Why do we need serialization if everything is already stored as bits?

From https://docs.oracle.com/javase/tutorial/jndi/objects/serial.html

To serialize an object means to convert its state to a byte stream so that the byte stream can be reverted back into a copy of the object.

Since everything is stored in memory as 0s and 1s, why is there an additional need to deconstruct an object to a form that can be transmitted over a stream? Why is the existing state not good enough for transmission?


Solution 1:

If you find 01000001, how do you know if it is the number 65 or ASCII for A? Or perhaps a frequency in a wav file? It might be color information in a bitmap.
There are so many ways information can be interpreted. You must give the receiver a way of interpreting the information. My first example is perhaps a little silly. Instead, compare a CSV file with a JSON file. Try recreating a JSON structure in a CSV. It won't be pretty.
The same logic lies behind Java's serialization. How do you know what the class definition looks like?

Solution 2:

Main reason: the data representing one instance isn't contiguous.

In

To serialize an object means to convert its state to a byte stream so that the byte stream can be reverted back into a copy of the object.

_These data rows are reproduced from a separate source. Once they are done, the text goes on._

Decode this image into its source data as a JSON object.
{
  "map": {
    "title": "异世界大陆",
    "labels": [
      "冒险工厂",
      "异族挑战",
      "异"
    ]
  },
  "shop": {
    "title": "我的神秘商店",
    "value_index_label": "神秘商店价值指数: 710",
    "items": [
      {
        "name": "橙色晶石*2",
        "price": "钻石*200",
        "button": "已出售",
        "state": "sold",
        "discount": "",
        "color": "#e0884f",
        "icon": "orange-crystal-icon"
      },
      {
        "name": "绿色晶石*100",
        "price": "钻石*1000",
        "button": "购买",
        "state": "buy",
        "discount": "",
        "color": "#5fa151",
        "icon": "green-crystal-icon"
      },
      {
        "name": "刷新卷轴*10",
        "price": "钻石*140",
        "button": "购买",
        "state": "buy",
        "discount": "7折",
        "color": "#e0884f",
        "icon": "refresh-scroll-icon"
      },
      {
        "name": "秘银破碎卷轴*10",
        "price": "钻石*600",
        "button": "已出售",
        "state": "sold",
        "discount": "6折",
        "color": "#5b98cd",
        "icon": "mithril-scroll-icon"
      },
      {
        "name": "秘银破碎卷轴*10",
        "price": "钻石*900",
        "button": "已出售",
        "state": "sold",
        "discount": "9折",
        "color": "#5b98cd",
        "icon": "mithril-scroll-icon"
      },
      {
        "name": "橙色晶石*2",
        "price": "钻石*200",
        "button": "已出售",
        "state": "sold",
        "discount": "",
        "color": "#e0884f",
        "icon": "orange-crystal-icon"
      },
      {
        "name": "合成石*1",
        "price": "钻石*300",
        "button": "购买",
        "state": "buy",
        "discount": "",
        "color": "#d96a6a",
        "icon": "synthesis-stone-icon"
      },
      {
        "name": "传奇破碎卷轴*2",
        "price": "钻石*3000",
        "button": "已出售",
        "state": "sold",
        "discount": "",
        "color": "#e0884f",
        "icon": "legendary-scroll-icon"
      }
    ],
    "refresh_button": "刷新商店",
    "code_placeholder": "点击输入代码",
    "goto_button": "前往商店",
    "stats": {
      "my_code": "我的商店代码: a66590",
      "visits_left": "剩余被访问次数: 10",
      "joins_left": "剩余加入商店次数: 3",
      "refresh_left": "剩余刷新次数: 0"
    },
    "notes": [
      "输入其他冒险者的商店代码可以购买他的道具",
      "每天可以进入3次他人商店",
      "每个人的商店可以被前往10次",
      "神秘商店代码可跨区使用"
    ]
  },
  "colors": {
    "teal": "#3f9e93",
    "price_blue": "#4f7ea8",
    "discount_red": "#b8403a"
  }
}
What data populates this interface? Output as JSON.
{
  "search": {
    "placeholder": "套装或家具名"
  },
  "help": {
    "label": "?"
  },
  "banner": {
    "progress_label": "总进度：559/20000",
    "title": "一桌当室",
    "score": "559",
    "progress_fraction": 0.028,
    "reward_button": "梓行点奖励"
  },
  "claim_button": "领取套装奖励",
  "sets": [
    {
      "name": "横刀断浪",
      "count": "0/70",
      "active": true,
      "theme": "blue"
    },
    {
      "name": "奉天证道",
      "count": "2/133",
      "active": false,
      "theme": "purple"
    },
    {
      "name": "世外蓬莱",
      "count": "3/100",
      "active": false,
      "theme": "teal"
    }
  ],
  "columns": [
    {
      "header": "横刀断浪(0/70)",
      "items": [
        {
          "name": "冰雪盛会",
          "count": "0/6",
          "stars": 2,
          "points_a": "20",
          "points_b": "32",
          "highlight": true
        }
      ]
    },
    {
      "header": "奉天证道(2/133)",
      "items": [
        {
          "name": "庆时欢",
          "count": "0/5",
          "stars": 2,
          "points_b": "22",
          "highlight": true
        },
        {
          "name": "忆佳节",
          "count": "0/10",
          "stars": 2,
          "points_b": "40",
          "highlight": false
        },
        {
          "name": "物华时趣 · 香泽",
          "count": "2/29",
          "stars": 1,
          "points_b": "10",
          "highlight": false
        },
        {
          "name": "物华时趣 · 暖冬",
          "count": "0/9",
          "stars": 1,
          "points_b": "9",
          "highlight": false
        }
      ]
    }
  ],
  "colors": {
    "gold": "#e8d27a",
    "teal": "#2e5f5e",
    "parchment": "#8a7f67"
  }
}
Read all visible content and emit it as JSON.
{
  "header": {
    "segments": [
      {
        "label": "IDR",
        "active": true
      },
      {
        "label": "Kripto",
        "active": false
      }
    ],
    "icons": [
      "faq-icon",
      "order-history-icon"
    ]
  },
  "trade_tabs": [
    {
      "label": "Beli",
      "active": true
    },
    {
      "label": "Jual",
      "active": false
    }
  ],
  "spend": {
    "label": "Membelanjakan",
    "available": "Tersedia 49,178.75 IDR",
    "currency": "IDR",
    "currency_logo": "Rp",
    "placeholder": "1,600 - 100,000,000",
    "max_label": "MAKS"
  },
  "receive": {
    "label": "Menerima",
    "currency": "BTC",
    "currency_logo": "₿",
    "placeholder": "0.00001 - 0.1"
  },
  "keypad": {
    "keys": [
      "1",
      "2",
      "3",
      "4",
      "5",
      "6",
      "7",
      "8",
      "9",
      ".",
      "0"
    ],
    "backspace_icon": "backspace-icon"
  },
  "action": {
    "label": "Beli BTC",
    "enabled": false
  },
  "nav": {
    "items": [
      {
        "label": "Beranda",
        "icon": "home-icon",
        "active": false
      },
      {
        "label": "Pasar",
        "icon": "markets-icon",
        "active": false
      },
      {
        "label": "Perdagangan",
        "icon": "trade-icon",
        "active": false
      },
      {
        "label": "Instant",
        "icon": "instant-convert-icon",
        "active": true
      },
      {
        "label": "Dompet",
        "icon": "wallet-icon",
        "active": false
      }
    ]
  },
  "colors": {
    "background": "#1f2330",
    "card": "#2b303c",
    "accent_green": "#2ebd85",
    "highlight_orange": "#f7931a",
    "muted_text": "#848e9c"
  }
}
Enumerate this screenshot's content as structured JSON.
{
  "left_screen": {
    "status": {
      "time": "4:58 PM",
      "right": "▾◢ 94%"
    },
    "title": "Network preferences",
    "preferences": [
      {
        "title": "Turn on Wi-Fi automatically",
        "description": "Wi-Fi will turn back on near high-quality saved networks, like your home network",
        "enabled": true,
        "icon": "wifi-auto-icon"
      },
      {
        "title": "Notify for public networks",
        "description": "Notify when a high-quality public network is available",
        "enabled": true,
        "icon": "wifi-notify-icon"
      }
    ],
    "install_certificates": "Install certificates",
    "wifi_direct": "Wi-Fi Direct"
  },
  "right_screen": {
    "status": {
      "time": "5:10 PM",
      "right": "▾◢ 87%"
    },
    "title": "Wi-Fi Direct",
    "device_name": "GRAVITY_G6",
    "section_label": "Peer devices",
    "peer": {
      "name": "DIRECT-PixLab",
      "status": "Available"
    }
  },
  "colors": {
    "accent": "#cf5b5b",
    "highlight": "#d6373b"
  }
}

the main key word is "byte stream", meaning a sequence of bytes.

Your approach matches the concept of languages like Pascal and C, where most data structures finally get represented as a contiguous block of bytes.

With languages like Java, instance fields very often don't contain the field values, but reference other instances containing the values or referencing further instances, and so on. Even a simple class having just one String field ends up in (at least) three different instances:

  • the main instance, holding a reference to the String.
  • a String instance, having a reference to the array of characters,
  • a char[] array holding the contents of the string.

And there's no guarantee whatsoever where these instances get located in memory, most probably not in consecutive locations. So, the in-memory representation indeed consists of bytes, but not in a sequential arrangement.

That's why we talk about "serialization", this process creates a serial stream of bytes out of something that more resembles a web of interlinked elements.